What It Looks Like When I Own My Peace
by childless stepparent
It’s one thing for me to write here – many times – that it’s essential for childless stepparents to step back, breathe, and let go.
It’s another thing altogether to actually do it. To put The Childless Stepparent Manifesto into action. To own my peace.
I have made a mindful attempt to take my own advice these past few days. My husband’s daughter has been with us and she’s out of school this week. All her playdates, organized by her dad. Her breakfasts and lunches and dinners, made by her dad. Reminded to practice her piano by her dad. Prodded to take a shower and brush her teeth by her dad. Tucked in by her dad.
All things he usually does, but in the past I would have felt the need to insert myself. I’m letting that go. My husband’s daughter has two involved parents. I can remain a positive presence in her life, but I don’t need to take on a parenting role.

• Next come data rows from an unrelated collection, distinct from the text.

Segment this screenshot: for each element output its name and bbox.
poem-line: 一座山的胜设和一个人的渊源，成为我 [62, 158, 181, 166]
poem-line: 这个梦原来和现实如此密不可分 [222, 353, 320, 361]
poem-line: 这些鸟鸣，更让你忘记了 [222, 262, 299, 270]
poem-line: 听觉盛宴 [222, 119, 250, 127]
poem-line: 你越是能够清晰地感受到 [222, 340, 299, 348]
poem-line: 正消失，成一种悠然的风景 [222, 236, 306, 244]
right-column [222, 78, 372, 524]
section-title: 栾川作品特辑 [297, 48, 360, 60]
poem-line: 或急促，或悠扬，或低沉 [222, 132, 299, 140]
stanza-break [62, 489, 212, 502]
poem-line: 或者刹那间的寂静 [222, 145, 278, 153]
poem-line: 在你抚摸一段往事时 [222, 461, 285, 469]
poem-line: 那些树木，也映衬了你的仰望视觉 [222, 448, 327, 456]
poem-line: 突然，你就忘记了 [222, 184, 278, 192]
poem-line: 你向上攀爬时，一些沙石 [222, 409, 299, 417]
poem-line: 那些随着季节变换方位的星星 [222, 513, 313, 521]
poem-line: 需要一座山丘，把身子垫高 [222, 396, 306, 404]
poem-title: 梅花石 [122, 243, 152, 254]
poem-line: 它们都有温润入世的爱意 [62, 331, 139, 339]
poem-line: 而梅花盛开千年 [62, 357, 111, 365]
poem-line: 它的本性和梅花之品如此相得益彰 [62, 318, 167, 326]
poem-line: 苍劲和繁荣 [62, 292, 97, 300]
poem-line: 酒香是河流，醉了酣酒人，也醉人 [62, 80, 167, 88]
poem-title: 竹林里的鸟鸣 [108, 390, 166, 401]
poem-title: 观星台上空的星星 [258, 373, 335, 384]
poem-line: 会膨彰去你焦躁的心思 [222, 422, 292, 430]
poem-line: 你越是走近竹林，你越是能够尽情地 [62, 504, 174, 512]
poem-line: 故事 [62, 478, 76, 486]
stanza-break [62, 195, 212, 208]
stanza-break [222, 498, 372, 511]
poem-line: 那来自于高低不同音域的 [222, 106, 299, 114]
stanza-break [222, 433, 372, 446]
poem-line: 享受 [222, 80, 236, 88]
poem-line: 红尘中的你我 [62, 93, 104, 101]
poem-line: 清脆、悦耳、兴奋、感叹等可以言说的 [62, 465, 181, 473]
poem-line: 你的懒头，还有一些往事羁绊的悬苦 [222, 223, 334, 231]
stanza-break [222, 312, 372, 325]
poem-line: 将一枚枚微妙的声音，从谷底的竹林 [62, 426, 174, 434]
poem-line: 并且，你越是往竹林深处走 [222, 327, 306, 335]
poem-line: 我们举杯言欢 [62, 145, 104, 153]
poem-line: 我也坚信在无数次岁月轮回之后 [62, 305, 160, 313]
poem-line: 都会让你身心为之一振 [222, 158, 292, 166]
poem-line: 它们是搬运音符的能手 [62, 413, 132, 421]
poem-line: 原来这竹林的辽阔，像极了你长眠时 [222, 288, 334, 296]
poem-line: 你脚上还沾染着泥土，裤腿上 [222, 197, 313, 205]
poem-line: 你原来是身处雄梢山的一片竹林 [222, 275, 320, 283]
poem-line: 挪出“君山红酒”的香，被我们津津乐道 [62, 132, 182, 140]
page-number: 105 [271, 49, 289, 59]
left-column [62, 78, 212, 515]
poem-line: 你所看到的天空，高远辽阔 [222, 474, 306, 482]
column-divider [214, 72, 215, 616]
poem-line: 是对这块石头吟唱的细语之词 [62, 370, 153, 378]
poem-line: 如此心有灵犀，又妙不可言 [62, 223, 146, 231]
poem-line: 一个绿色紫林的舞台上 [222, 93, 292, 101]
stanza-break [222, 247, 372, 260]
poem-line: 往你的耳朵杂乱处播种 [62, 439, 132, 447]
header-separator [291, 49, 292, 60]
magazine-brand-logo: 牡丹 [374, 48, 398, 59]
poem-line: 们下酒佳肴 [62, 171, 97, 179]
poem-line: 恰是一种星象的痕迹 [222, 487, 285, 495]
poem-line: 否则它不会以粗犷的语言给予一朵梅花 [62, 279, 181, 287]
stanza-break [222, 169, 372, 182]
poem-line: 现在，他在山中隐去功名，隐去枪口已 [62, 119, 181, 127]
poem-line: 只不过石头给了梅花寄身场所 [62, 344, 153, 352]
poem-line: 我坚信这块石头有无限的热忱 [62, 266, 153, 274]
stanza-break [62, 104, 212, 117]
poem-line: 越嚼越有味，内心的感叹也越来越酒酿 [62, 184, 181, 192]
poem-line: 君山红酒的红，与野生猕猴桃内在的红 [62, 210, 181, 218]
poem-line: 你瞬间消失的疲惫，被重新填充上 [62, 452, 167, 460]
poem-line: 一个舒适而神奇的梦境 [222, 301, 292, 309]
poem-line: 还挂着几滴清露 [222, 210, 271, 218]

Many days I work at home, but this week I’ve enjoyed driving into town and working from some of my favorite cafes. I treated myself to dinner out at a new restaurant. I took a yoga class from a teacher I’ve been wanting to study with. I went to the library and perused the stacks. Last night I met the ladies from my book group for a wine tasting and then we went to see a film together at our community center. Tomorrow I’m visiting with a dear old friend I haven’t seen in a long while.
In the very recent past, I would done none of this for myself. Instead, I would spent my energy organizing day camps and playdates. I would have filled the days with craft projects and hikes and yoga and ice skating and snowshoeing. I would have painted my stepdaughter’s nails and done her hair. In short, I would dedicated every waking moment to my stepchild. I would have been Super Stepmom (aka the mom I know I could be).
And I would have been stressed out the whole time.
My husband’s daughter, as easy-going as she is, probably would have wished that I’d give her some space so she could sleep in and watch tv and text her friends. I asked my husband how my new approach – stepping back and taking care of myself – was working for him, and he said it’s great. For him and his daughter both.
This is not to say I’m absent completely from my husband and his daughter. We enjoy delicious dinners together at the table, with candles and music. My husband asked me to help her with thank-you cards for the many gifts she received this Christmas, and I was happy to do that. I invited the two of them – and one of her friends – to join me today at the art museum. And tomorrow we’ll do family yoga together with our friends at the ashram, followed by a delicious lunch at the Nepalese restaurant in town and some sledding.
Next week, while my husband is out of the country for work, I will cover what is usually her “visit night” with her dad. We’ll make it a girl’s night out, as we usually do. We have a good time together.
So I am still present. I am still contributing – on my own terms. And I’m creating time for myself, my work, my health, my interests, my friends.
I have found that balance between exertion and relaxation.
Manifesto #2 | I am a wife first and a stepparent second. I will enjoy being childfree. I will create time and space for myself.
Manifesto #6 | I will be kind to my stepchild. I will support my husband in his role as her dad. I will contribute – on my own terms.